- 1973 Film poster
- Directed by: Jesús Franco
- Written by: Jesús Franco
- Cinematography: José Climent
- Edited by: Josiane Pierrette Belair
- Music by: Bruno Nicolai
- Production company: Prodif Ets.
- Release date: 12 July 1973 (France);

= A Virgin Among the Living Dead =

1973 film

A Virgin Among the Living Dead is a film directed by Jesús Franco. Franco shot the film in Portugal in 1971 with the film it was only being released to the public in 1973. While credited as a production of Liechtenstein, it was submitted theatrically as being the product of various countries, with a Franco biographer suggesting that the Prodif Ets. company was set up as a tax shelter.
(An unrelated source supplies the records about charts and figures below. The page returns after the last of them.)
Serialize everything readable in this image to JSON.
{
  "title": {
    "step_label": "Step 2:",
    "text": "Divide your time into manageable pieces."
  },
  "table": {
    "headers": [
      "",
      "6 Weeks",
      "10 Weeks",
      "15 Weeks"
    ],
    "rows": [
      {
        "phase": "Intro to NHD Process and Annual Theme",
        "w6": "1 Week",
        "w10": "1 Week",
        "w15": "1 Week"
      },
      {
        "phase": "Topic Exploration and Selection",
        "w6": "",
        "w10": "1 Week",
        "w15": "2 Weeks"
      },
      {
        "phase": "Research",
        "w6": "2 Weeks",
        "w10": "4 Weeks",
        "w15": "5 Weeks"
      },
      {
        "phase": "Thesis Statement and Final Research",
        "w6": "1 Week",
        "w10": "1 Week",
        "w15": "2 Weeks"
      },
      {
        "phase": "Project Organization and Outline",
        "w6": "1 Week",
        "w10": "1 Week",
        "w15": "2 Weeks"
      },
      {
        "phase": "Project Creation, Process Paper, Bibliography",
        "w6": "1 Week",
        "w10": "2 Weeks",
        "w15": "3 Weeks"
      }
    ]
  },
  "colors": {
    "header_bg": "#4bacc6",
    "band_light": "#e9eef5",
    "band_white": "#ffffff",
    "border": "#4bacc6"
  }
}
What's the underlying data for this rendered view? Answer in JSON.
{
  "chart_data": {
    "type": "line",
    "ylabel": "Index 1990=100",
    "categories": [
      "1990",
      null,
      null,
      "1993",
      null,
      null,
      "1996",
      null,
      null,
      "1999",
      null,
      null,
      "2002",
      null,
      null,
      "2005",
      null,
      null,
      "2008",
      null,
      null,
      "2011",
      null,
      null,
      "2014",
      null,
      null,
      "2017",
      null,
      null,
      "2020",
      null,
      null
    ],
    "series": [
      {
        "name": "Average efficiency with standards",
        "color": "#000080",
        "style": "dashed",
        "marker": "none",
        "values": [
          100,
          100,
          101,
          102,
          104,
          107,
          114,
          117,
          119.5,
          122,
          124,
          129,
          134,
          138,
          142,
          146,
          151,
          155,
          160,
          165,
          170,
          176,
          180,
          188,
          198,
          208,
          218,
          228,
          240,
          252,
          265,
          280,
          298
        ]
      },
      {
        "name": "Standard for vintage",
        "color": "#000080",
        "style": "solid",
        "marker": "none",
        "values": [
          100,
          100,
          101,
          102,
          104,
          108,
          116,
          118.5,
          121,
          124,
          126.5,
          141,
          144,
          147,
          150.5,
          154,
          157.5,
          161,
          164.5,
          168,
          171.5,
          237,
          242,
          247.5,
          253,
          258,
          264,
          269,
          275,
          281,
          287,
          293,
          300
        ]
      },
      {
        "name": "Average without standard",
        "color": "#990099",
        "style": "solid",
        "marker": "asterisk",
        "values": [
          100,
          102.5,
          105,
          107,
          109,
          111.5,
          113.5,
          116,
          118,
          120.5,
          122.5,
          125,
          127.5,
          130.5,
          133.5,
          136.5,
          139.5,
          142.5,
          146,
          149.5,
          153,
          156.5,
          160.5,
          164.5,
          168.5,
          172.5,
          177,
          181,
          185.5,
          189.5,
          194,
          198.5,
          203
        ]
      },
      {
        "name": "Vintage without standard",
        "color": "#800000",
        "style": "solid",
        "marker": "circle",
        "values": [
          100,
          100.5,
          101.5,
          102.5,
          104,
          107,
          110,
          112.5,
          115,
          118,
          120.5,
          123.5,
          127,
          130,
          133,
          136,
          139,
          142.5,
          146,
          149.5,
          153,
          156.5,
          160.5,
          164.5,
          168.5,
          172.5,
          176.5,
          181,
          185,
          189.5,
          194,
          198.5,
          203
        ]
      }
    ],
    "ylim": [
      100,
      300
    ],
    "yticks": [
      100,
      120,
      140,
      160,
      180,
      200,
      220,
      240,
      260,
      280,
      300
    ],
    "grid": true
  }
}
Several versions of the film were released theatrically with added footage, ranging from erotic scenes to scenes featuring zombies.

==Plot==
A beautiful young woman named Christina arrives in Europe to visit her estranged relatives in a small castle for the reading of her dead father's will. She eventually discovers that they are all undead, and they fear that when she inherits her father's mansion, she will ask them all to leave. But Christina is lonely and tells her Uncle Howard that she wants them all to remain there and live with her. She learns that a spirit called the Queen of the Night has claimed her father's eternal soul because he committed suicide by hanging himself. Christina winds up becoming one of the living dead herself, and at the end of the film, she and the rest of the family all solemnly march off into a swamp on the estate's grounds, accompanied by the Queen of the Night.

==Production==
The film was shot between November and December 1971 in Portugal, including around Palácio dos Condes de Castro Guimarães in Cascais and the nearby town of Sintra. Some shots are done in Spain such as the opening seafront scene. Director Jesús Franco shot this film under the title La nuit des étoiles filantes. While filming, Franco took time to shoot extra material for the partially completed film Jungfrauen-Report, which had begun filming earlier that year for Artur Brauner's Tele-Cine Film.

The film is credited to a single production company, described by Franco biographer Stephen Thrower as the “notoriously untraceable” Prodif Ets. that was stated as being based in Liechtenstein. Franco had made other films for Prodif Ets such as Nightmares Come at Night (1973). As the company never made films for any other director, Franco biographer Stephen Thrower suggested that the company was set up as a tax haven, similar to how producer Harry Alan Towers had done.

Little is known about the film's lead Cristine von Blanc, including her real name which is unknown.

==Release==
The film was screened for potential distributors at the Cannes Film Market in 1973.
It received a theatrical release in 1973 in France as Christina princesse de l'érotisme.
After this screening, various new versions emerged. One was titled Une vierge chez les morts vivants where it was listed as a Belgian production. The other version was called Christina princesse de l'érotisme which added a sequence of an orgy scene with actors not seen in the original 1971 footage. These erotic scenes were directed by Pierre Querut.

Another version titled Desideri erotici di Christine was cleared for theatrical release in Italy. Another version, which was the most common version to find on home video prior to the advent of DVD was the 1981 version released by Eurociné in 1981 that included brief shots of zombies done by Jean Rollin. Rollin suggested these scenes were done quickly, where he “Just filmed some people dressed up as zombies. I don't think I ever saw Franco's movie.” The film has been released under various English titles and on two American home video releases as Zombie 4: A Virgin Among the Living Dead and Virgin Among the Living Dead.

The film was released in France on July 12, 1973. Later screenings include Italy on November 11, 1978, Seville & Madrid on July 7, 1981 and Barcelona on July 26, 1982. Various versions had different running times, with Christina princesse de l'érotisme being 90 minutes, and the Belgian version titled Une vierge chez les morts vivants being edited to 80 minutes.

The film was released the same way on DVD in the United States by Image Entertainment in 2003 as part of their EuroShock horror line. On August 20, 2013, a Blu-ray edition, containing Franco's original director's cut, was made available by Redemption.

==Reception==
Richard Whittaker of The Austin Chronicle called it “one of the most infamously mutilated underground favorites”, and said the original Franco version is the best cut of the film. Chris Alexander of Fangoria called the original Franco cut “a loose, atmospheric masterpiece of pure cinema”.
Gordon Sullivan of DVD Verdict wrote that the Kino-Redemption release is “a triumph for Franco fans, though unlikely to appeal outside that demographic”.

Bill Gibron of DVD Talk rated it 3.5 out of 5 stars, calling it “a truly unnerving experience representing Franco at his most visually arresting”. Writing in The Zombie Movie Encyclopedia, academic Peter Dendle called it “an atrophied psychological horror, which is over-stylish and impressionistic to the point of incoherence”.